Once preclinical and clinical trials are finalized, this new bioprinting technique would offer over one million women who undergo a mastectomy every year the chance to adopt mammary reconstruction. Today, almost half of all women diagnosed with breast cancer have a surgical procedure to remove the breast. However, following this operation, only 14% of patients worldwide––and 20% in France––choose to undergo a mammary reconstruction, mainly due to the fear of being subjected to further surgery, postoperative pain, or even unsatisfactory aesthetic results. Yet Healshape claims it can offer a simple operation to help them.

“A woman will recover her own breast within six to nine months, with no trace of the bioprosthesis,” says Sophie Brac de la Perrière, co-founder and CEO of Healshape. “I hope this will help women accept their image and be happy with their bodies again.”

Creating the bioprosthesis itself is done using bioprinters designed and manufactured through a collaboration between LabSkin Creations and a group led by French National Centre for Scientific Research (CNRS) senior researcher Christophe Marquette, who is also the manager of 3d.FAB, an innovative technology platform (PTI) for 3D printing research and production. In technical terms, Healshape relies on know-how and a patented biological ink that allows reconstruction through bioprinting.

As Marquette describes, “initially, the technology was developed to print skin substitutes. However, for the Healshape project, it was necessary to adapt the process to printing volumes and ensure subsequent consolidation of the biological ink to make it compatible with implantation in the body.”

Healshape, along with its six co-founders, including Brac de la Perrière, Marquette, and the founders of LabSkin Creations, hold the exclusive license for the biological ink’s use in the medical field, which had to be adapted for compatibility with bodily implantation. So far, the startup is developing its process through two complementary paths: an industrial process and the preparation of in vivo preclinical trials.

As part of a growth strategy that aims to put bioprosthesis in surgeons’ hands in just a few years, 3d.FAB recently announced that a new BioAssemblyBot 500 printer had been installed at its tissue engineering laboratories to work on the biofabrication of living tissue and breast cancer reconstruction with Healshape. The latest addition will help the startup continue to advance regenerative medicine research and, specifically its first applications, bioprinted breast regeneration solutions.

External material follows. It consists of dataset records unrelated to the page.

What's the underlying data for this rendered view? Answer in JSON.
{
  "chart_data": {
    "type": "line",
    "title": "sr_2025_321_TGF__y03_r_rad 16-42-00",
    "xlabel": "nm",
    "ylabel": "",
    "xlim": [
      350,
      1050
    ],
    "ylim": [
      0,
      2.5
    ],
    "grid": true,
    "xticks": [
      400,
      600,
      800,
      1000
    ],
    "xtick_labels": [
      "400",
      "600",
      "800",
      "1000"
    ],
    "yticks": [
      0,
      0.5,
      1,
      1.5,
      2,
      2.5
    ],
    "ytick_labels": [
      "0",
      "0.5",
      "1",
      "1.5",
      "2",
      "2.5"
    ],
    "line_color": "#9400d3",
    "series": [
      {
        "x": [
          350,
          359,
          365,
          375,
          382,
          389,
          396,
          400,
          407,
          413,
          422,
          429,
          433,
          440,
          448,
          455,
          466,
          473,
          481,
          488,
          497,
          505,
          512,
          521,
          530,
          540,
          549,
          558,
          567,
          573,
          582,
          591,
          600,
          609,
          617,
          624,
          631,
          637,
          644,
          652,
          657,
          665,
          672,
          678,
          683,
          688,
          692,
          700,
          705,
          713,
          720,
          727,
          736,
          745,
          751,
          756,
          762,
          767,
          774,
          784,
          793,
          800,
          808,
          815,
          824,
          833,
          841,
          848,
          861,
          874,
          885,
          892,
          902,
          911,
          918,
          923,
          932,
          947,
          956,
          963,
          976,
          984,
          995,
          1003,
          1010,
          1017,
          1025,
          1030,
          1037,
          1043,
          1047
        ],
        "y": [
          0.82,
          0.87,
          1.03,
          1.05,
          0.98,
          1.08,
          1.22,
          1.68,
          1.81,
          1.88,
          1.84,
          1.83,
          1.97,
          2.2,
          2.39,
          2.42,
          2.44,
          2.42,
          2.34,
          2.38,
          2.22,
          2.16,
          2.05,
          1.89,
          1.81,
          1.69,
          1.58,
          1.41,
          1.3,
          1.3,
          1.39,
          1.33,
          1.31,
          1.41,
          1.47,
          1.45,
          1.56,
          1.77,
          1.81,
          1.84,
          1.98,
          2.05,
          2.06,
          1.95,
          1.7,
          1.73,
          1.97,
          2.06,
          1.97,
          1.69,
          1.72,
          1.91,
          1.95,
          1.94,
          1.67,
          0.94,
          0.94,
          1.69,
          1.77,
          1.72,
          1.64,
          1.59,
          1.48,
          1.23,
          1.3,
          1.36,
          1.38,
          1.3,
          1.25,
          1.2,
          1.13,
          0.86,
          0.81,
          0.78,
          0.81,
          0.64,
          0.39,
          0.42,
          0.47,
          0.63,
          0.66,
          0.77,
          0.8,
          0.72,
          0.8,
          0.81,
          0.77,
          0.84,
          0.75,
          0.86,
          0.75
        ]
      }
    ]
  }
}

The six-axis robotic arm BioAssemblyBot 500 bioprinter was designed and manufactured by Advanced Solutions Life Sciences, a Louisville, Kentucky manufacturer of robotic and vascular platforms for tissue engineering. It mainly provides a level of environmental control over the biofabrication process. Since it was explicitly designed for pharma and clinical applications, it is housed in a biosafety cabinet to ensure a sterile environment for life scientists to have more control over all parameters in their assays. It also incorporates a unique combination of technologies to enable clinic-grade manufacturing of human tissue models for new drug discovery and research and therapeutic tissues at the point of use.

BioAssemblyBot 500 by Advanced Solutions is a bioprinter.

The BioAssemblyBot 500 bioprinter by Advanced Solutions at work. Image courtesy of Advanced Solutions.

Although there is still a long road ahead as Healshape transfers the technology from the lab to the patient, the biomedical application is becoming quite publicized due to its innovative process and has already tripled its workforce, going from only four employees in 2020 to 13 today. Once the new funding round is finalized, the startup can accelerate its bioprosthesis application and eventually make a difference in the lives of breast cancer survivors.